Nederlanders erkennen dat Europese samenwerking een historische verplichting is na de catastrofale 20ste-eeuw. ‘Nooit meer oorlog’. Einde aan de Frans-Duitse erfvijandschap. Tegelijkertijd zijn kleine landen ook beducht voor een herhaling van het grootmacht-denken in Europa. Respect voor nationale democratieën, culturen en politieke tradities.
Realisme is ongewenst
Nederlanders houden van het Erasmus-studenten-uitwisselingsprogramma, maar zien in principe in de Europese eenwording eerder democratie-verlies dan democratie-winst. Hoe van een veel-volkeren-imperium van 500 miljoen inwoners een ware democratie te maken?
De EU, zo stelde ik polemisch, is dan ook geen groot Duitsland met extra veel Bundesländer, maar eerder een heel groot België. Sterker: 27 x België. Een complex pseudo-statelijk fenomeen met een ongelooflijke diversiteit aan talen, culturen en politieke tradities. En het moet dan ook zo benaderd worden, wil het een lang vrolijk leven gegeven zijn.
Er werd lauw op mijn pleidooi voor een ‘voorzichtig Europa’ gereageerd. Pas bij de lunch spraken mensen me enthousiast aan: ‘Sie sprechen die Realität’, daarmee implicerend dat het Europa-denken in Duitsland, om begrijpelijk-historische redenen, niet realistisch is, en niet realistisch mag zijn.

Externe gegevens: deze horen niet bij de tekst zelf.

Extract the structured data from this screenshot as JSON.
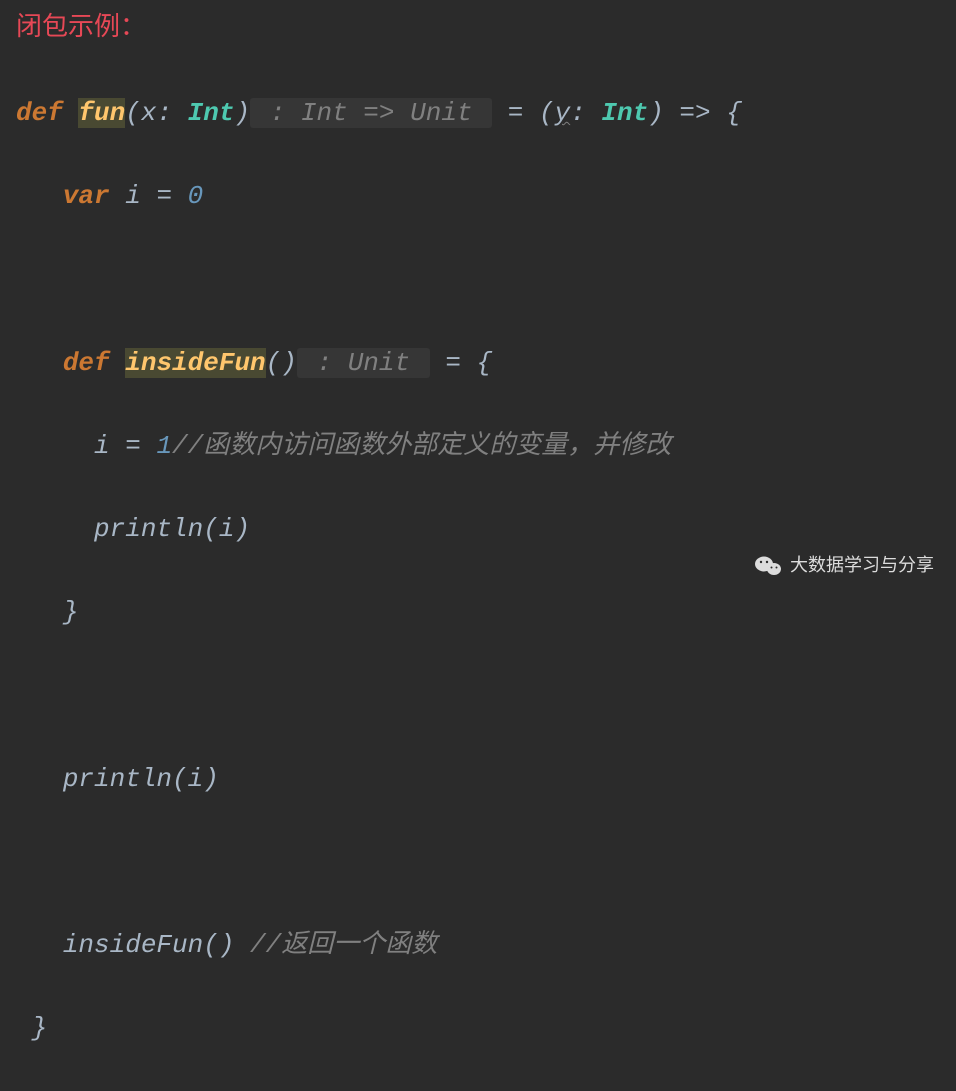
{
  "title": "闭包示例：",
  "code": {
    "l1": {
      "def": "def",
      "fn": "fun",
      "open_paren": "(",
      "param": "x",
      "colon": ": ",
      "type": "Int",
      "close_paren": ")",
      "hint": " : Int => Unit ",
      "eq": " = (",
      "param2": "y",
      "colon2": ": ",
      "type2": "Int",
      "arrow": ") => {"
    },
    "l2": {
      "var": "var",
      "ident": "i",
      "eq": " = ",
      "num": "0"
    },
    "l3": {
      "def": "def",
      "fn": "insideFun",
      "parens": "()",
      "hint": " : Unit ",
      "eq": " = {"
    },
    "l4": {
      "assign": "i = ",
      "num": "1",
      "comment": "//函数内访问函数外部定义的变量，并修改"
    },
    "l5": {
      "call": "println",
      "arg": "(i)"
    },
    "l6": {
      "brace": "}"
    },
    "l7": {
      "call": "println",
      "arg": "(i)"
    },
    "l8": {
      "call": "insideFun()",
      "comment": " //返回一个函数"
    },
    "l9": {
      "brace": "}"
    }
  },
  "watermark": "大数据学习与分享"
}
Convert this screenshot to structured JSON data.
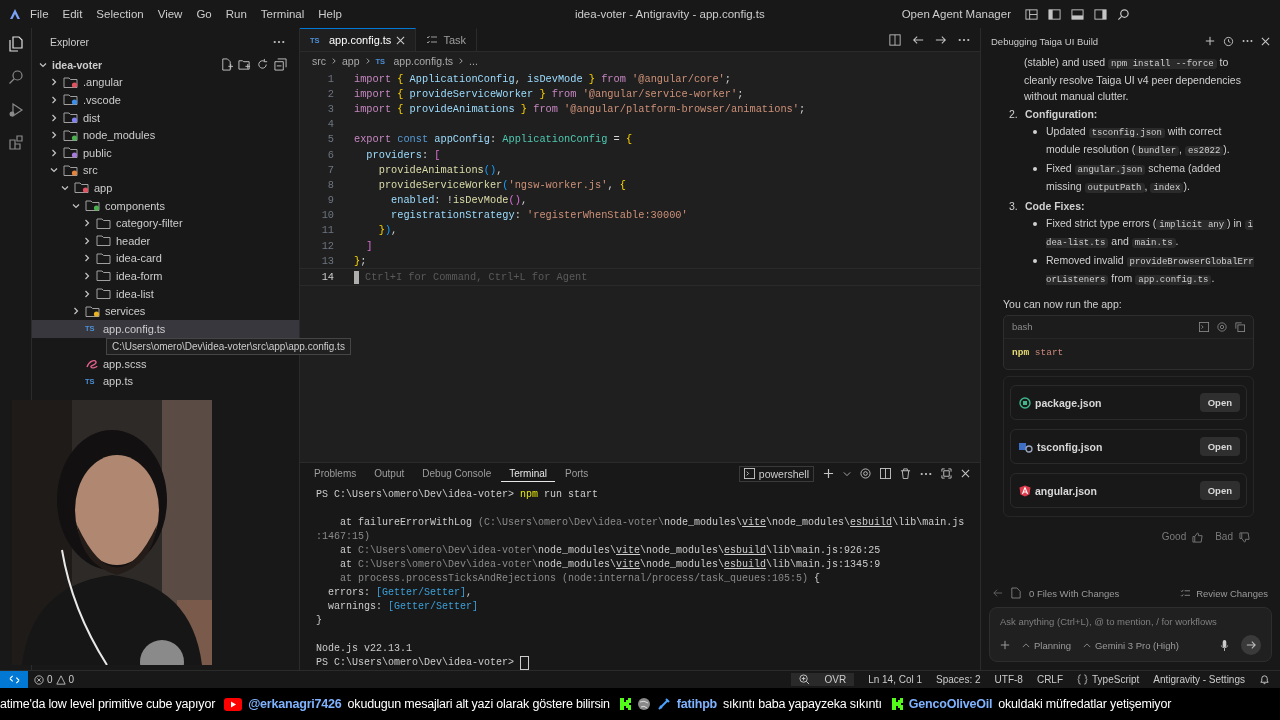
{
  "menu_bar": {
    "items": [
      "File",
      "Edit",
      "Selection",
      "View",
      "Go",
      "Run",
      "Terminal",
      "Help"
    ],
    "title": "idea-voter - Antigravity - app.config.ts",
    "agent_manager": "Open Agent Manager"
  },
  "explorer": {
    "title": "Explorer",
    "tree": [
      {
        "label": "idea-voter",
        "kind": "root",
        "expanded": true,
        "selected": false,
        "children": [
          {
            "label": ".angular",
            "kind": "folder",
            "expanded": false,
            "selected": false,
            "color": "#e0525f"
          },
          {
            "label": ".vscode",
            "kind": "folder",
            "expanded": false,
            "selected": false,
            "color": "#3b8eea"
          },
          {
            "label": "dist",
            "kind": "folder",
            "expanded": false,
            "selected": false,
            "color": "#7f7ff0"
          },
          {
            "label": "node_modules",
            "kind": "folder",
            "expanded": false,
            "selected": false,
            "color": "#4caf50"
          },
          {
            "label": "public",
            "kind": "folder",
            "expanded": false,
            "selected": false,
            "color": "#a77bdb"
          },
          {
            "label": "src",
            "kind": "folder",
            "expanded": true,
            "selected": false,
            "color": "#e5843c",
            "children": [
              {
                "label": "app",
                "kind": "folder",
                "expanded": true,
                "selected": false,
                "color": "#e0525f",
                "children": [
                  {
                    "label": "components",
                    "kind": "folder",
                    "expanded": true,
                    "selected": false,
                    "color": "#4caf50",
                    "children": [
                      {
                        "label": "category-filter",
                        "kind": "folder",
                        "expanded": false,
                        "selected": false
                      },
                      {
                        "label": "header",
                        "kind": "folder",
                        "expanded": false,
                        "selected": false
                      },
                      {
                        "label": "idea-card",
                        "kind": "folder",
                        "expanded": false,
                        "selected": false
                      },
                      {
                        "label": "idea-form",
                        "kind": "folder",
                        "expanded": false,
                        "selected": false
                      },
                      {
                        "label": "idea-list",
                        "kind": "folder",
                        "expanded": false,
                        "selected": false
                      }
                    ]
                  },
                  {
                    "label": "services",
                    "kind": "folder",
                    "expanded": false,
                    "selected": false,
                    "color": "#e6b422"
                  },
                  {
                    "label": "app.config.ts",
                    "kind": "ts",
                    "badge": "TS",
                    "selected": true,
                    "tooltip": "C:\\Users\\omero\\Dev\\idea-voter\\src\\app\\app.config.ts"
                  },
                  {
                    "label": "app.scss",
                    "kind": "scss",
                    "selected": false
                  },
                  {
                    "label": "app.ts",
                    "kind": "ts",
                    "badge": "TS",
                    "selected": false
                  }
                ]
              }
            ]
          }
        ]
      }
    ]
  },
  "editor": {
    "tabs": [
      {
        "label": "app.config.ts",
        "kind": "ts",
        "badge": "TS",
        "selected": true
      },
      {
        "label": "Task",
        "kind": "task",
        "selected": false
      }
    ],
    "breadcrumb": [
      {
        "label": "src",
        "kind": "text"
      },
      {
        "label": "app",
        "kind": "text"
      },
      {
        "label": "app.config.ts",
        "kind": "ts",
        "badge": "TS"
      },
      {
        "label": "...",
        "kind": "text"
      }
    ],
    "lines": [
      {
        "n": "1",
        "current": false,
        "tokens": [
          {
            "text": "import",
            "kind": "kw"
          },
          {
            "text": " {",
            "kind": "br"
          },
          {
            "text": " ApplicationConfig",
            "kind": "var"
          },
          {
            "text": ",",
            "kind": "p"
          },
          {
            "text": " isDevMode",
            "kind": "var"
          },
          {
            "text": " }",
            "kind": "br"
          },
          {
            "text": " from",
            "kind": "kw"
          },
          {
            "text": " '@angular/core'",
            "kind": "str"
          },
          {
            "text": ";",
            "kind": "p"
          }
        ]
      },
      {
        "n": "2",
        "current": false,
        "tokens": [
          {
            "text": "import",
            "kind": "kw"
          },
          {
            "text": " {",
            "kind": "br"
          },
          {
            "text": " provideServiceWorker",
            "kind": "var"
          },
          {
            "text": " }",
            "kind": "br"
          },
          {
            "text": " from",
            "kind": "kw"
          },
          {
            "text": " '@angular/service-worker'",
            "kind": "str"
          },
          {
            "text": ";",
            "kind": "p"
          }
        ]
      },
      {
        "n": "3",
        "current": false,
        "tokens": [
          {
            "text": "import",
            "kind": "kw"
          },
          {
            "text": " {",
            "kind": "br"
          },
          {
            "text": " provideAnimations",
            "kind": "var"
          },
          {
            "text": " }",
            "kind": "br"
          },
          {
            "text": " from",
            "kind": "kw"
          },
          {
            "text": " '@angular/platform-browser/animations'",
            "kind": "str"
          },
          {
            "text": ";",
            "kind": "p"
          }
        ]
      },
      {
        "n": "4",
        "current": false
      },
      {
        "n": "5",
        "current": false,
        "tokens": [
          {
            "text": "export",
            "kind": "kw"
          },
          {
            "text": " const",
            "kind": "st"
          },
          {
            "text": " appConfig",
            "kind": "var"
          },
          {
            "text": ":",
            "kind": "p"
          },
          {
            "text": " ApplicationConfig",
            "kind": "ty"
          },
          {
            "text": " =",
            "kind": "p"
          },
          {
            "text": " {",
            "kind": "br"
          }
        ]
      },
      {
        "n": "6",
        "current": false,
        "tokens": [
          {
            "text": "  providers",
            "kind": "var"
          },
          {
            "text": ":",
            "kind": "p"
          },
          {
            "text": " [",
            "kind": "br2"
          }
        ]
      },
      {
        "n": "7",
        "current": false,
        "tokens": [
          {
            "text": "    provideAnimations",
            "kind": "fn"
          },
          {
            "text": "()",
            "kind": "br3"
          },
          {
            "text": ",",
            "kind": "p"
          }
        ]
      },
      {
        "n": "8",
        "current": false,
        "tokens": [
          {
            "text": "    provideServiceWorker",
            "kind": "fn"
          },
          {
            "text": "(",
            "kind": "br3"
          },
          {
            "text": "'ngsw-worker.js'",
            "kind": "str"
          },
          {
            "text": ",",
            "kind": "p"
          },
          {
            "text": " {",
            "kind": "br"
          }
        ]
      },
      {
        "n": "9",
        "current": false,
        "tokens": [
          {
            "text": "      enabled",
            "kind": "var"
          },
          {
            "text": ": !",
            "kind": "p"
          },
          {
            "text": "isDevMode",
            "kind": "fn"
          },
          {
            "text": "()",
            "kind": "br2"
          },
          {
            "text": ",",
            "kind": "p"
          }
        ]
      },
      {
        "n": "10",
        "current": false,
        "tokens": [
          {
            "text": "      registrationStrategy",
            "kind": "var"
          },
          {
            "text": ":",
            "kind": "p"
          },
          {
            "text": " 'registerWhenStable:30000'",
            "kind": "str"
          }
        ]
      },
      {
        "n": "11",
        "current": false,
        "tokens": [
          {
            "text": "    }",
            "kind": "br"
          },
          {
            "text": ")",
            "kind": "br3"
          },
          {
            "text": ",",
            "kind": "p"
          }
        ]
      },
      {
        "n": "12",
        "current": false,
        "tokens": [
          {
            "text": "  ]",
            "kind": "br2"
          }
        ]
      },
      {
        "n": "13",
        "current": false,
        "tokens": [
          {
            "text": "}",
            "kind": "br"
          },
          {
            "text": ";",
            "kind": "p"
          }
        ]
      },
      {
        "n": "14",
        "current": true,
        "hint": "Ctrl+I for Command, Ctrl+L for Agent"
      }
    ]
  },
  "panel": {
    "tabs": [
      {
        "label": "Problems",
        "selected": false
      },
      {
        "label": "Output",
        "selected": false
      },
      {
        "label": "Debug Console",
        "selected": false
      },
      {
        "label": "Terminal",
        "selected": true
      },
      {
        "label": "Ports",
        "selected": false
      }
    ],
    "shell": "powershell",
    "lines": [
      {
        "kind": "output",
        "segments": [
          {
            "text": "PS C:\\Users\\omero\\Dev\\idea-voter> ",
            "kind": "text"
          },
          {
            "text": "npm",
            "kind": "cmd"
          },
          {
            "text": " run start",
            "kind": "text"
          }
        ]
      },
      {
        "kind": "blank"
      },
      {
        "kind": "output",
        "segments": [
          {
            "text": "    at failureErrorWithLog ",
            "kind": "text"
          },
          {
            "text": "(C:\\Users\\omero\\Dev\\idea-voter\\",
            "kind": "dim"
          },
          {
            "text": "node_modules\\",
            "kind": "text"
          },
          {
            "text": "vite",
            "kind": "ul"
          },
          {
            "text": "\\node_modules\\",
            "kind": "text"
          },
          {
            "text": "esbuild",
            "kind": "ul"
          },
          {
            "text": "\\lib\\main.js",
            "kind": "text"
          }
        ]
      },
      {
        "kind": "output",
        "segments": [
          {
            "text": ":1467:15)",
            "kind": "dim"
          }
        ]
      },
      {
        "kind": "output",
        "segments": [
          {
            "text": "    at ",
            "kind": "text"
          },
          {
            "text": "C:\\Users\\omero\\Dev\\idea-voter\\",
            "kind": "dim"
          },
          {
            "text": "node_modules\\",
            "kind": "text"
          },
          {
            "text": "vite",
            "kind": "ul"
          },
          {
            "text": "\\node_modules\\",
            "kind": "text"
          },
          {
            "text": "esbuild",
            "kind": "ul"
          },
          {
            "text": "\\lib\\main.js:926:25",
            "kind": "text"
          }
        ]
      },
      {
        "kind": "output",
        "segments": [
          {
            "text": "    at ",
            "kind": "text"
          },
          {
            "text": "C:\\Users\\omero\\Dev\\idea-voter\\",
            "kind": "dim"
          },
          {
            "text": "node_modules\\",
            "kind": "text"
          },
          {
            "text": "vite",
            "kind": "ul"
          },
          {
            "text": "\\node_modules\\",
            "kind": "text"
          },
          {
            "text": "esbuild",
            "kind": "ul"
          },
          {
            "text": "\\lib\\main.js:1345:9",
            "kind": "text"
          }
        ]
      },
      {
        "kind": "output",
        "segments": [
          {
            "text": "    at process.processTicksAndRejections (node:internal/process/task_queues:105:5) ",
            "kind": "dim"
          },
          {
            "text": "{",
            "kind": "text"
          }
        ]
      },
      {
        "kind": "output",
        "segments": [
          {
            "text": "  errors: ",
            "kind": "text"
          },
          {
            "text": "[Getter/Setter]",
            "kind": "cyan"
          },
          {
            "text": ",",
            "kind": "text"
          }
        ]
      },
      {
        "kind": "output",
        "segments": [
          {
            "text": "  warnings: ",
            "kind": "text"
          },
          {
            "text": "[Getter/Setter]",
            "kind": "cyan"
          }
        ]
      },
      {
        "kind": "output",
        "segments": [
          {
            "text": "}",
            "kind": "text"
          }
        ]
      },
      {
        "kind": "blank"
      },
      {
        "kind": "output",
        "segments": [
          {
            "text": "Node.js v22.13.1",
            "kind": "text"
          }
        ]
      },
      {
        "kind": "prompt",
        "segments": [
          {
            "text": "PS C:\\Users\\omero\\Dev\\idea-voter> ",
            "kind": "text"
          }
        ]
      }
    ]
  },
  "agent": {
    "title": "Debugging Taiga UI Build",
    "intro": [
      {
        "text": "(stable) and used ",
        "kind": "text"
      },
      {
        "text": "npm install --force",
        "kind": "code"
      },
      {
        "text": " to cleanly resolve Taiga UI v4 peer dependencies without manual clutter.",
        "kind": "text"
      }
    ],
    "sections": [
      {
        "number": "2.",
        "heading": "Configuration:",
        "bullets": [
          [
            {
              "text": "Updated ",
              "kind": "text"
            },
            {
              "text": "tsconfig.json",
              "kind": "code"
            },
            {
              "text": " with correct module resolution (",
              "kind": "text"
            },
            {
              "text": "bundler",
              "kind": "code"
            },
            {
              "text": ", ",
              "kind": "text"
            },
            {
              "text": "es2022",
              "kind": "code"
            },
            {
              "text": ").",
              "kind": "text"
            }
          ],
          [
            {
              "text": "Fixed ",
              "kind": "text"
            },
            {
              "text": "angular.json",
              "kind": "code"
            },
            {
              "text": " schema (added missing ",
              "kind": "text"
            },
            {
              "text": "outputPath",
              "kind": "code"
            },
            {
              "text": ", ",
              "kind": "text"
            },
            {
              "text": "index",
              "kind": "code"
            },
            {
              "text": ").",
              "kind": "text"
            }
          ]
        ]
      },
      {
        "number": "3.",
        "heading": "Code Fixes:",
        "bullets": [
          [
            {
              "text": "Fixed strict type errors (",
              "kind": "text"
            },
            {
              "text": "implicit any",
              "kind": "code"
            },
            {
              "text": ") in ",
              "kind": "text"
            },
            {
              "text": "idea-list.ts",
              "kind": "code"
            },
            {
              "text": " and ",
              "kind": "text"
            },
            {
              "text": "main.ts",
              "kind": "code"
            },
            {
              "text": ".",
              "kind": "text"
            }
          ],
          [
            {
              "text": "Removed invalid ",
              "kind": "text"
            },
            {
              "text": "provideBrowserGlobalErrorListeners",
              "kind": "code"
            },
            {
              "text": " from ",
              "kind": "text"
            },
            {
              "text": "app.config.ts",
              "kind": "code"
            },
            {
              "text": ".",
              "kind": "text"
            }
          ]
        ]
      }
    ],
    "run_note": "You can now run the app:",
    "code_block": {
      "language": "bash",
      "tokens": [
        {
          "text": "npm",
          "kind": "cmd"
        },
        {
          "text": " start",
          "kind": "arg"
        }
      ]
    },
    "files": [
      {
        "name": "package.json",
        "kind": "npm",
        "button": "Open"
      },
      {
        "name": "tsconfig.json",
        "kind": "tsconfig",
        "button": "Open"
      },
      {
        "name": "angular.json",
        "kind": "angular",
        "button": "Open"
      }
    ],
    "feedback": {
      "good": "Good",
      "bad": "Bad"
    },
    "changes": "0 Files With Changes",
    "review": "Review Changes",
    "input": {
      "placeholder": "Ask anything (Ctrl+L), @ to mention, / for workflows",
      "mode": "Planning",
      "model": "Gemini 3 Pro (High)"
    }
  },
  "status_bar": {
    "errors": "0",
    "warnings": "0",
    "items": [
      {
        "label": "OVR",
        "kind": "zoom"
      },
      {
        "label": "Ln 14, Col 1",
        "kind": "text"
      },
      {
        "label": "Spaces: 2",
        "kind": "text"
      },
      {
        "label": "UTF-8",
        "kind": "text"
      },
      {
        "label": "CRLF",
        "kind": "text"
      },
      {
        "label": "TypeScript",
        "kind": "lang"
      },
      {
        "label": "Antigravity - Settings",
        "kind": "text"
      }
    ]
  },
  "ticker": [
    {
      "kind": "none",
      "badged": false,
      "text": "atime'da low level primitive cube yapıyor"
    },
    {
      "kind": "youtube",
      "badged": false,
      "user": "@erkanagri7426",
      "text": "okudugun mesajlari alt yazi olarak göstere bilirsin"
    },
    {
      "kind": "kick",
      "badged": true,
      "user": "fatihpb",
      "text": "sıkıntı baba yapayzeka sıkıntı"
    },
    {
      "kind": "kick",
      "badged": false,
      "user": "GencoOliveOil",
      "text": "okuldaki müfredatlar yetişemiyor"
    }
  ]
}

Nu moet ter relativering wel gezegd worden, dat in Duitsland de Europese soep niet zo heet gegeten wordt als het officiële denken en spreken voorschrijft. Duitse politici en beleidsmakers hebben er een dagtaak aan om de Europese vergezichten van de Franse president Macron te matigen en te ontregelen.
Naoorlogse Duitsers zijn van Keine Experimente en stabiel en degelijk ‘koersen op zicht’. Met name in de Duitse CDU/CSU en de FDP bestaat grote terughoudendheid bij verdere Europese integratie. Ook het Duitse Constitutionele Hof in Karlsruhe speelt hierbij een cruciale rol, omdat het weigert de EU als een pseudo-democratie met een eigen ‘demos’ te zien.
Bovendien weet Duitsland vaak op ingenieuze wijze nationaal belang in Europees discours te verpakken. Bij het behartigen van de belangen van de Duitse auto-industrie wordt de EU opeens een stuk minder ‘religieus’ benaderd.
In Duitsland ligt de sleutel
Hoe dit alles ook zij, diepgaande kennis van Duitsland is onmisbaar voor wie iets wil zeggen over de toekomst van de EU. Zo’n conferentie in Berlijn leert dat Nederlanders de politieke inrichting en het functioneren van de Bondsrepubliek veel beter moeten bestuderen. Veel van de Duitse federale ervaringen en praktijken vinden later immers hun weg naar de EU. Kennis van Duitsland is ook cruciaal omdat Duitsland een soort van miniatuur-Europa op zichzelf vormt. De Noord-Zuid en Oost-West tegenstellingen binnen Europa spelen zich in het klein in Duitsland zelf af. Met Ossis in de rol van de Oost-Europeanen; de FDP als spreekbuis van de ‘Zuinige Landen’; de Duitse Groenen als eurofederale handlangers van Macron en de Merkel-doctrine van Zusammenhalt die het allemaal een beetje bij elkaar moet houden. Het is dit interne ‘Europese krachtenveld’ binnen Duitsland, dat de toekomst van de EU uiteindelijk diepgaand zal beïnvloeden.